It seems to me that skills are:
1. A top level agent/custom prompt
2. Subagents that the main agent knows about via short descriptions
3. Subagents have reference files
4. Subagents have scripts
Anthropic specific implementation:
1. Skills are defined in a filesystem in a /skills folder with a specific subfolder structure of /references and /scripts.
2. Mostly designed to be run via their CLI tool, although there's a clunky way of uploading them to the web interface via zip files.
I don't think the folder structure is a necessary part of skills. I predict that if we stop looking at that, we'll see a lot of "skills-like" implementations. The scripting part is only useful for people who need to run scripts, which, aside from the now built in document manipulating scripts, isn't most people.

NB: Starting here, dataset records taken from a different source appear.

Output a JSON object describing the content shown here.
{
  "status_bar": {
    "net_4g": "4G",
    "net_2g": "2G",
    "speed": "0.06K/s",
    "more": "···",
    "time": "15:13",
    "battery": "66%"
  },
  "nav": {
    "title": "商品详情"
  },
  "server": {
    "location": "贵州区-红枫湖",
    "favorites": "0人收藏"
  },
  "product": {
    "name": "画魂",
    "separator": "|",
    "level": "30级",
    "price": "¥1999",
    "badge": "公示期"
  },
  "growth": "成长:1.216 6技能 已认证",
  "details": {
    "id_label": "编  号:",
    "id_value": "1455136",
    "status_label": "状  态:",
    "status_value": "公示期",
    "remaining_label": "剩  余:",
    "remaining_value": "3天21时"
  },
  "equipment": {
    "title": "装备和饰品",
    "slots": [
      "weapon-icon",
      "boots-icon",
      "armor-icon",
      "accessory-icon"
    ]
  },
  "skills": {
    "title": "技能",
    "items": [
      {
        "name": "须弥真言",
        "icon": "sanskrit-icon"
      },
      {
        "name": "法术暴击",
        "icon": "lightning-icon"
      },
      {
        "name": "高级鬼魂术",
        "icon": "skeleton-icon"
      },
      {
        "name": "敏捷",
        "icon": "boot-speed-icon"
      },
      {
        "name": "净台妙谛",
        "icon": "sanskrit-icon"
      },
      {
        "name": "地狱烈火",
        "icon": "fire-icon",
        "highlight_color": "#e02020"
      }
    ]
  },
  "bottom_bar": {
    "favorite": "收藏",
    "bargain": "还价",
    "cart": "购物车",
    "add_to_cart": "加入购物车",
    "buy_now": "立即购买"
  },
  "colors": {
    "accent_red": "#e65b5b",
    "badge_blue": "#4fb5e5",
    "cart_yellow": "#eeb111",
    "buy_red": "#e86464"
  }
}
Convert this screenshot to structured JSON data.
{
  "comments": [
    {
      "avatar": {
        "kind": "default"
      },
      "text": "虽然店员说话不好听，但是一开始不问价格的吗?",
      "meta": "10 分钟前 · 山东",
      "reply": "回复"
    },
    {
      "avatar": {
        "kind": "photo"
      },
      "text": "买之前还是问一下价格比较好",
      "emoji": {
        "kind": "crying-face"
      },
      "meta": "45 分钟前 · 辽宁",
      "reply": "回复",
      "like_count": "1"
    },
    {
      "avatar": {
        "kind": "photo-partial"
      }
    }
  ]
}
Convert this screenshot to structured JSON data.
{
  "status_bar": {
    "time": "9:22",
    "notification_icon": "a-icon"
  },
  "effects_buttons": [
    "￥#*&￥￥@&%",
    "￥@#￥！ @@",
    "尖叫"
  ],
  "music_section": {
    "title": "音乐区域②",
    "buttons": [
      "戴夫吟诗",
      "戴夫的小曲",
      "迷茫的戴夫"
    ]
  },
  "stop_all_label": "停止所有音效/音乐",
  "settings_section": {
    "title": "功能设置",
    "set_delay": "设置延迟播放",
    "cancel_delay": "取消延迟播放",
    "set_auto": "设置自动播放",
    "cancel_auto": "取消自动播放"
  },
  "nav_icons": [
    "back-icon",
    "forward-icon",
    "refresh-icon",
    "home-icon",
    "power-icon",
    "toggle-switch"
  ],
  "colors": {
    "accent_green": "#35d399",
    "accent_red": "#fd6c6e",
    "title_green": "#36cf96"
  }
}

For example, I've been testing out Gemini Enterprise for use by staff in various (non-technical) positions at my business.
It's got the best implementation of a "skills-like" agent tool I've seen. Basically a visual tree builder, currently only one level deep. So I've set up the "<my company name> agent" and then it has subagents/skills for thing like marketing/supply chain research/sysadmin/translation etc., each with a separate description, prompt, and knowledge base, although no custom scripts.
Unfortunately, everything else about Gemini Enterprise screams "early alpha, why the hell are you selling this as an actual finished product?".
For example, after I put half a day into setting up an agent and subagents, then went to share this with the other people helping me to test it, I found that... I can't. Literally no way to share agents in a tool that is supposedly for teams to use. I found one of the devs saying that sharing agents would be released in "about two weeks". That was two months ago.
Mini rant over... But my point is that skills are just "agents + auto-selecting sub-agents via a short description" and we'll see this pattern everywhere soon. Claude Skills have some additional sandboxing but that's mostly only interesting for coders.
Looking for a way to do this with ADK as well, looks like skills can be a sweet spot between giant instruction and sprawling tools/subagents.
I have found that scripts, and the environment that runs them, are the skills' superpower.
Computability (scripts) means being able build documents, access remote data, retrieve data from packaged databases and a bunch of other fundamentally useful things, not just "code things". Computability makes up for many of the LLM's weaknesses and gives it autonomy to perform tasks independently.
On top of that, we can provide the documentation and examples in the skill that help the LLM execute computability effectively.
And if the LLM gets hung up on something while executing the skill, we can ask it why and then have it write better documentation or examples for a new skill version. So skills can self-improve.
It's still so early. We need better packaging, distribution, version control, sharing, composability.
But there's definitely something simple, elegant, and effective here.